- By Colum Lynch
Colum Lynch is Foreign Policy's award-winning U.N.-based senior diplomatic reporter. Lynch previously wrote Foreign Policy's Turtle Bay blog, for which he was awarded the 2011 National Magazine Award for best reporting in digital media. He is also a recipient of the 2013 Elizabeth Neuffer Memorial Silver Prize for his coverage of the United Nations.
Before moving to Foreign Policy, Lynch reported on diplomacy and national security for the Washington Post for more than a decade. As the Washington Post's United Nations reporter, Lynch had been involved in the paper's diplomatic coverage of crises in Afghanistan, Iraq, Lebanon, Sudan, and Somalia, as well as the nuclear standoffs with Iran and North Korea. He also played a key part in the Post's diplomatic reporting on the Iraq war, the International Criminal Court, the spread of weapons of mass destruction, and U.S. counterterrorism strategy. Lynch's enterprise reporting has explored the underside of international diplomacy. His investigations have uncovered a U.S. spying operation in Iraq, Dick Cheney's former company's financial links to Saddam Hussein, and documented numerous sexual misconduct and corruption scandals.
Lynch has appeared frequently on the Lehrer News Hour, MSNBC, NPR radio, and the BBC. He has also moderated public discussions on foreign policy, including interviews with Susan E. Rice, the U.S. national security advisor, Gerard Araud, France's U.N. ambassador, and other senior diplomatic leaders.
Born in Los Angeles, California, Lynch received a bachelor's degree from the University of California, Berkeley, in 1985 and a master's degree from Columbia University's Graduate School of Journalism in 1987. He previously worked for the Boston Globe.
Let’s face it — there is a certain mystique surrounding the diplomatic cables released by WikiLeaks.
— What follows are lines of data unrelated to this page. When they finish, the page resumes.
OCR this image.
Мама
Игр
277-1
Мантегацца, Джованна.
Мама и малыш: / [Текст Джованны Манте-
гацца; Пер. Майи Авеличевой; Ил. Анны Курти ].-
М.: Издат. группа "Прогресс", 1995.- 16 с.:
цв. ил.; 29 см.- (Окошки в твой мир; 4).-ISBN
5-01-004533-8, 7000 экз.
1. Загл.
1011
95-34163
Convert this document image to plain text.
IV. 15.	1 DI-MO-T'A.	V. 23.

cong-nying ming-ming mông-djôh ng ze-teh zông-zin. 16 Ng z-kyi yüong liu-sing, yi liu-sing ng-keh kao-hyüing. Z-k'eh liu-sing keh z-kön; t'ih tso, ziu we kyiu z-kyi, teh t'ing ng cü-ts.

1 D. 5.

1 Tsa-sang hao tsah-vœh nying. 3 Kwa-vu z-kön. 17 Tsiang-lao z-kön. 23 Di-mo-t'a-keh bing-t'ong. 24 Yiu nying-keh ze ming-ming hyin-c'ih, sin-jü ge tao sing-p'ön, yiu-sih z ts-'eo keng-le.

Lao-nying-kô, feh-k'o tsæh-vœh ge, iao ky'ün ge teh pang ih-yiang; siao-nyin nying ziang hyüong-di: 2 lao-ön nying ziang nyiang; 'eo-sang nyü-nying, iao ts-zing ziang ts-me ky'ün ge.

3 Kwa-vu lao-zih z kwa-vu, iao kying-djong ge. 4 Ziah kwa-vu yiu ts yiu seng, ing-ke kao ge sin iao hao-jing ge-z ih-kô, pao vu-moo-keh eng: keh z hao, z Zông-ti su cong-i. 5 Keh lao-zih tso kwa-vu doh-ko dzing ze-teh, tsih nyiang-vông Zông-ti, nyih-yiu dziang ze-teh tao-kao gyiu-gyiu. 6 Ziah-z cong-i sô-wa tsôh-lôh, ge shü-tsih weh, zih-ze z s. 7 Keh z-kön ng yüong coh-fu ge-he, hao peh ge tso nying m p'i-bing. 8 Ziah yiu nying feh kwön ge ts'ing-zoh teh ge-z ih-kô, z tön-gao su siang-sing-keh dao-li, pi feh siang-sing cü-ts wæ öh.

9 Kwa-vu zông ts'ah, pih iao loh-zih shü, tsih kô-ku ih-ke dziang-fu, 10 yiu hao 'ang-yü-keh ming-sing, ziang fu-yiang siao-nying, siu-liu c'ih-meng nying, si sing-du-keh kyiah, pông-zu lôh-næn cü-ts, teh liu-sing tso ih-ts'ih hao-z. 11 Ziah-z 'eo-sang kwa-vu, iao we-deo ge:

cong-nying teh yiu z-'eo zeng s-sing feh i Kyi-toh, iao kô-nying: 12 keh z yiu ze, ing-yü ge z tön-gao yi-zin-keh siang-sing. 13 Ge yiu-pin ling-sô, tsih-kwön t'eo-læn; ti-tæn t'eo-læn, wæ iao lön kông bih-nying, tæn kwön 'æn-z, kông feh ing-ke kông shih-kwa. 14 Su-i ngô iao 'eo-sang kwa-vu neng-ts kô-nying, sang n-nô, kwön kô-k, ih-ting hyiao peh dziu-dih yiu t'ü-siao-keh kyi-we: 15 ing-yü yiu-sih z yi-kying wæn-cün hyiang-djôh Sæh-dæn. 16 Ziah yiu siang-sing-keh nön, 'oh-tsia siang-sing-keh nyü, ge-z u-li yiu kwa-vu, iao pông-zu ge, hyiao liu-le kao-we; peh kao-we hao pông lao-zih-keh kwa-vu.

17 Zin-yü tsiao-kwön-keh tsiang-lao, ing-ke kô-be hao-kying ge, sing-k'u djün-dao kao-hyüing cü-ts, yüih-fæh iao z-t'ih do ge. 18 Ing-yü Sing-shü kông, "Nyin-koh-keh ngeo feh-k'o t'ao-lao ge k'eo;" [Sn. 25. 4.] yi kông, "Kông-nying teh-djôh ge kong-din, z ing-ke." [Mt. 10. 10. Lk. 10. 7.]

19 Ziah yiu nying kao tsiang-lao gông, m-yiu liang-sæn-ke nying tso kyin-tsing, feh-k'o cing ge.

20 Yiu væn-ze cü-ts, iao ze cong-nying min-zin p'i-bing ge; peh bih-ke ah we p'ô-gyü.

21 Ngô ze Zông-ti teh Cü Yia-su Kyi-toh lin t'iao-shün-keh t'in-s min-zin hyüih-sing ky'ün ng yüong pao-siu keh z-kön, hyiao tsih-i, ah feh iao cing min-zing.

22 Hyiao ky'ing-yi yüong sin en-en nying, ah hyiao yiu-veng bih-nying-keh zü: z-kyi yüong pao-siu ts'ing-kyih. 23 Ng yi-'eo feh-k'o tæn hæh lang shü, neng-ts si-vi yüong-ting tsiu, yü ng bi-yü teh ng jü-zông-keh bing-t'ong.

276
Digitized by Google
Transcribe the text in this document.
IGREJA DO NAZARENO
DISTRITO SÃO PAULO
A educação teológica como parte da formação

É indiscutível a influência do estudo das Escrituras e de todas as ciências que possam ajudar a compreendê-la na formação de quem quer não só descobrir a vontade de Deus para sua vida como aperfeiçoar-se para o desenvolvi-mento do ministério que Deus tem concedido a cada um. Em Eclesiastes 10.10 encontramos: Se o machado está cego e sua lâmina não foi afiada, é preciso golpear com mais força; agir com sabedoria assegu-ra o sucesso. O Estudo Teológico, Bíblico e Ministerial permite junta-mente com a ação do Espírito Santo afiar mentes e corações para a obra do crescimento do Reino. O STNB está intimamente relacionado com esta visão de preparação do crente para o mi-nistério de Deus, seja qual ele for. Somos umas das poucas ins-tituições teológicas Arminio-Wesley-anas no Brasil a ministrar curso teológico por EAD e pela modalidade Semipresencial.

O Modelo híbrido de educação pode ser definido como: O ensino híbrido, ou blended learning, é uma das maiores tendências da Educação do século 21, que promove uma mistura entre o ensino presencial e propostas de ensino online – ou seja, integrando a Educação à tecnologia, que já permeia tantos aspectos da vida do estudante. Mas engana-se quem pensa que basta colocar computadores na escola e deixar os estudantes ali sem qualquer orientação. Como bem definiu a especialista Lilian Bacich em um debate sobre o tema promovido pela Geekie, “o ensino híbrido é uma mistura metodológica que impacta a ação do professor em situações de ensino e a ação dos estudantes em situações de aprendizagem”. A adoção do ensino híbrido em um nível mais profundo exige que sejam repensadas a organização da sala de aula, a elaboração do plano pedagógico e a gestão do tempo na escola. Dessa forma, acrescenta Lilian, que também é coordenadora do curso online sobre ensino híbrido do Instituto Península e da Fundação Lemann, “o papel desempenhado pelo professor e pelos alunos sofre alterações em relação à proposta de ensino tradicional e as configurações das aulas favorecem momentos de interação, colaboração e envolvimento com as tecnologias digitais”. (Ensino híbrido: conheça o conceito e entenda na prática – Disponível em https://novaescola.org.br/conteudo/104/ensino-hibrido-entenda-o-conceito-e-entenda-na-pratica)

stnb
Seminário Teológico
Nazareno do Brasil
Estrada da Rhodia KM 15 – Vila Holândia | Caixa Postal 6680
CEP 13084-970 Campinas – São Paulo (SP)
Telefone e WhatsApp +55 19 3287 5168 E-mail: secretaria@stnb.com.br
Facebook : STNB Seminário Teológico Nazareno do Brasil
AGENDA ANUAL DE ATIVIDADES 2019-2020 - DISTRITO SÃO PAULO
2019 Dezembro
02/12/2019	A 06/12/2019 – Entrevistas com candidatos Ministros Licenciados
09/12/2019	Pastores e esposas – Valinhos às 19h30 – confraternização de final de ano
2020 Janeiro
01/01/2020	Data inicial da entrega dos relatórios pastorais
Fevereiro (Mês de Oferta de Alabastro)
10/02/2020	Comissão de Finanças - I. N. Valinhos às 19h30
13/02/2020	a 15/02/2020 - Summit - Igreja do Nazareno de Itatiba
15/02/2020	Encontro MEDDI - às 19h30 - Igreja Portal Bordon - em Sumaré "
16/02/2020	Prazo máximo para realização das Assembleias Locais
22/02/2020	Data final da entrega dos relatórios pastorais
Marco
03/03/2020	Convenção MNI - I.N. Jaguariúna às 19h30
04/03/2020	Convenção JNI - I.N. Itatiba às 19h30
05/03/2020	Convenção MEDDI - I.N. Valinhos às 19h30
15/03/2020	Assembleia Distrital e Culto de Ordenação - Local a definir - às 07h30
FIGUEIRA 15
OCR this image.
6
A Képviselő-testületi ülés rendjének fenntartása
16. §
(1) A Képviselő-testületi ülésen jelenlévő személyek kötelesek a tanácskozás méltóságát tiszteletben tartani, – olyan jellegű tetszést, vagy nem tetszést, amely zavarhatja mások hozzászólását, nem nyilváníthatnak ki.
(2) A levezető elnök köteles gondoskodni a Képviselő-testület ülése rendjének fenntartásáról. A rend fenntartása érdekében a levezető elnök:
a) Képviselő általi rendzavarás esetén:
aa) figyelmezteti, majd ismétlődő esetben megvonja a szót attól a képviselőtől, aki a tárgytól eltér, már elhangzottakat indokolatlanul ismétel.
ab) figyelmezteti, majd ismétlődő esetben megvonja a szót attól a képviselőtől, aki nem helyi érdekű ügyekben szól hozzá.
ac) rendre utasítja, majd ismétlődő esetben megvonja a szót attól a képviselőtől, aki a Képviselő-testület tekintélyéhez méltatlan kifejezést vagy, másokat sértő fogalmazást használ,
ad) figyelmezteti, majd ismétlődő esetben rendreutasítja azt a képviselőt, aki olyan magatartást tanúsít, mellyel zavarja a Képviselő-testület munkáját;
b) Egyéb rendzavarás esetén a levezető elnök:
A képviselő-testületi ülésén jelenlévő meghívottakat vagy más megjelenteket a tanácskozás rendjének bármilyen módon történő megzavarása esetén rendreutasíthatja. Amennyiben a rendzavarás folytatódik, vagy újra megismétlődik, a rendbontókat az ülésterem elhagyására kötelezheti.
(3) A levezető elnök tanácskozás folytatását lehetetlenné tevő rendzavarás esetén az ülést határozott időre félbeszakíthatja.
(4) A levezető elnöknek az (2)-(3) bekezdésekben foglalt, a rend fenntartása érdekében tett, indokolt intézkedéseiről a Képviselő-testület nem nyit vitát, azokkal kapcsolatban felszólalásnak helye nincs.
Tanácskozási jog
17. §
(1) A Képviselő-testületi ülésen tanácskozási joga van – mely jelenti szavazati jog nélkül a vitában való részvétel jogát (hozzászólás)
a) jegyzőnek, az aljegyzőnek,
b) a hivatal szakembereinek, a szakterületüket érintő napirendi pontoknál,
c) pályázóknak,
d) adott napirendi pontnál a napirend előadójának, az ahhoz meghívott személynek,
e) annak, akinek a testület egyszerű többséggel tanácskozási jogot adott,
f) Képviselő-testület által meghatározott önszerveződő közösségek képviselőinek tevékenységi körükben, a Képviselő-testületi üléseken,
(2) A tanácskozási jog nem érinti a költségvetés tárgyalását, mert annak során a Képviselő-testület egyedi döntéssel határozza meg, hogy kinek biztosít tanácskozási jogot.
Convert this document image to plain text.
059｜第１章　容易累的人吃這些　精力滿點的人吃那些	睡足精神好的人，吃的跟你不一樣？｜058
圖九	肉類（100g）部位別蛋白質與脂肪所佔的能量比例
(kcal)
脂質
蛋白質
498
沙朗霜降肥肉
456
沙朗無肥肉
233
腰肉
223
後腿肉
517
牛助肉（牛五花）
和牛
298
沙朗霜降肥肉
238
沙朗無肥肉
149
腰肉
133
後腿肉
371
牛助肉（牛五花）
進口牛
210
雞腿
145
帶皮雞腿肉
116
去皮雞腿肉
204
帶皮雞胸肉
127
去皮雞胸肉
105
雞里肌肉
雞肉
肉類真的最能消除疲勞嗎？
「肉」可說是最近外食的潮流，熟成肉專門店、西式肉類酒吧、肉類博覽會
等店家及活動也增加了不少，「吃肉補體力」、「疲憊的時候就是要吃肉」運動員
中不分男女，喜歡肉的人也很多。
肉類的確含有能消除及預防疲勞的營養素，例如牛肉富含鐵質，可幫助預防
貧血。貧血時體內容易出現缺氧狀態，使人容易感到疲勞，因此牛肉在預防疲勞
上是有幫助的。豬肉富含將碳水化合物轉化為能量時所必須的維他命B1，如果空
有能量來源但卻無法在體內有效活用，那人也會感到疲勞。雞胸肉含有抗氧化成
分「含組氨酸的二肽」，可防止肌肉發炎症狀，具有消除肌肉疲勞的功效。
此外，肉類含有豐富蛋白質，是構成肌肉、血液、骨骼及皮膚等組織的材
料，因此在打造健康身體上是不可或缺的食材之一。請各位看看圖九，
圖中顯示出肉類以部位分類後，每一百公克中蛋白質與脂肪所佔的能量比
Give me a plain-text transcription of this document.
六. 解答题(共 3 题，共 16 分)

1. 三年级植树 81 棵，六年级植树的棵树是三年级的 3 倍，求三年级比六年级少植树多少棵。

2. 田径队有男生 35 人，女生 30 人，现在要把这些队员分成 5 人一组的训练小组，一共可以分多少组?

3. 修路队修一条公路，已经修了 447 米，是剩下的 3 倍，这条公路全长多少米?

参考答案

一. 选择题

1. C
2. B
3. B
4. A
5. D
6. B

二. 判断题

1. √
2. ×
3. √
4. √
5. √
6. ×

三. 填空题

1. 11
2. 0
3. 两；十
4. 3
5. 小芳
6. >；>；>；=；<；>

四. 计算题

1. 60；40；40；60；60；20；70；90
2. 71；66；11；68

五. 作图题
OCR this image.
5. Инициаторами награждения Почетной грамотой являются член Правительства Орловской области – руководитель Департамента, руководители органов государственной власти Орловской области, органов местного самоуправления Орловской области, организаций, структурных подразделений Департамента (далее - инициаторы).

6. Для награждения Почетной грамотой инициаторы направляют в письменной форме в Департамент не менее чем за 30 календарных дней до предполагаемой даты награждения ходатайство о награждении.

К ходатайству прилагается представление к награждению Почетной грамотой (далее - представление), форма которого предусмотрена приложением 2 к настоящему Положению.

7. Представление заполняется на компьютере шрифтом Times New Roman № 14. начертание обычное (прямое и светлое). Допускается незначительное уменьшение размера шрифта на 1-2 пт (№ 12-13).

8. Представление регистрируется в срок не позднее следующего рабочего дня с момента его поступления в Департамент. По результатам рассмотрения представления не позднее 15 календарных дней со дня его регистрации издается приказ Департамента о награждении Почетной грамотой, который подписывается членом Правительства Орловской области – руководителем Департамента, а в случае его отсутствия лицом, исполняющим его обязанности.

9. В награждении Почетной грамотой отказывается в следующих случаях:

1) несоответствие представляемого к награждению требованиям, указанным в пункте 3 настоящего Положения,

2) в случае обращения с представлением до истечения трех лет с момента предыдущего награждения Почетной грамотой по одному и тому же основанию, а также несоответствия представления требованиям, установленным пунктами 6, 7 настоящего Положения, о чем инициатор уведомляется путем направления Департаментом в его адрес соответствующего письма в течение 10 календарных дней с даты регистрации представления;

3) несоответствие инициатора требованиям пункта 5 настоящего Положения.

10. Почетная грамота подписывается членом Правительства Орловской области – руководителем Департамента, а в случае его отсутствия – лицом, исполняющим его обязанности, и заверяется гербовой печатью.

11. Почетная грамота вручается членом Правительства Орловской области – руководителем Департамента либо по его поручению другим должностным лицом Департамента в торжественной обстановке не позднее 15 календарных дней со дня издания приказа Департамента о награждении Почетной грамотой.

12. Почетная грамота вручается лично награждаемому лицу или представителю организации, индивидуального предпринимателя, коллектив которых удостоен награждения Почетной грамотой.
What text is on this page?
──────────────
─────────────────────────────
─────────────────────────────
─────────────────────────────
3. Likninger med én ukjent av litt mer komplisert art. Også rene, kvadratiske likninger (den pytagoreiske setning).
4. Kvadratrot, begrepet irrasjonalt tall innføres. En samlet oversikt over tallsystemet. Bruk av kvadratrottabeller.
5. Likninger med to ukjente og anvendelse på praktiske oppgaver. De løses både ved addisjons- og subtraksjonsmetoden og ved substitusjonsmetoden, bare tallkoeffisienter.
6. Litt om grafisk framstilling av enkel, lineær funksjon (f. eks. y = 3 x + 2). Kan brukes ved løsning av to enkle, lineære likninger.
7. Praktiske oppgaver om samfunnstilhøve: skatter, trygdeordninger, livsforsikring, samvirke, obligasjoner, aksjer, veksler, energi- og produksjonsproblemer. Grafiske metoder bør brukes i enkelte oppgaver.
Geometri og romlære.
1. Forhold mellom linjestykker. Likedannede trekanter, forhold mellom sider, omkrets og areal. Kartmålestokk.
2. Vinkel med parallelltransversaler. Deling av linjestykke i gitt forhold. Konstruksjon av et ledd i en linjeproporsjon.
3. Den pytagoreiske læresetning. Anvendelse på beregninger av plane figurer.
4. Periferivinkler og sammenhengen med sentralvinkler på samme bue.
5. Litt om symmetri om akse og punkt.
You get the feeling that they give access to troves of privileged information straight from foreign dignitaries whose credibility is further bolstered by their exotic names and high-flying titles.
In reality, those movers-and-shakers sometimes have no idea what they are talking about. Take a look at this cable, marked “confidential”: it recounts a June 25, 2006 meeting at the U.S. embassy in Dar es Salaam, Tanzania between U.S. officials and Yves Horent, at the time head of the European Commission humanitarian aid office.
Entitled “Next U.N. Secretary General predicted by UNHCR and EU Aid Commissioner,” the cable describes Horent passing on the latest rumor he had picked up on the much anticipated race for U.N. Secretary General. Both Antonio Guterres, United Nations High Commissioner for refugees, and Louis Michel, European Union Commissioner for Development and Humanitarian Aid, believe that the next United Nations Secretary will be Khurshid Mehmood Kasuri, Pakistan’s Foreign Minister,” the cable noted. “Horent noted that both officials, who visited refugee camps in western Tanzani June 15, were certain of Kasuri’s selection.”
The revelation must have come as something of a surprise to the Americans. Ban Ki moon, the South Korean foreign minister who ultimately won the race, was more than four months into an active campaign for the job, canvassing leaders of the key Security Council members. In a meeting with US official in Seoul the following month, Ban “reports no major opposition at this point” to his candidacy, though he fretted that his candidacy might have problems if the US didn’t soon show support.
The U.S. seemed to be quite happy with the prospects of Ban’s appointment, though in another cable released by WikiLeaks they did detail some potential “remaining hurdles” to a successful campaign. They included a serious deterioration in South Korea’ relations with North Korean, a possible campaign by Japan to thwart his candidacy, or the prospects of an Asian dark horse emerging with the power to win he blessing of the permanent five members.
As for Kasuri, the name didn’t come up.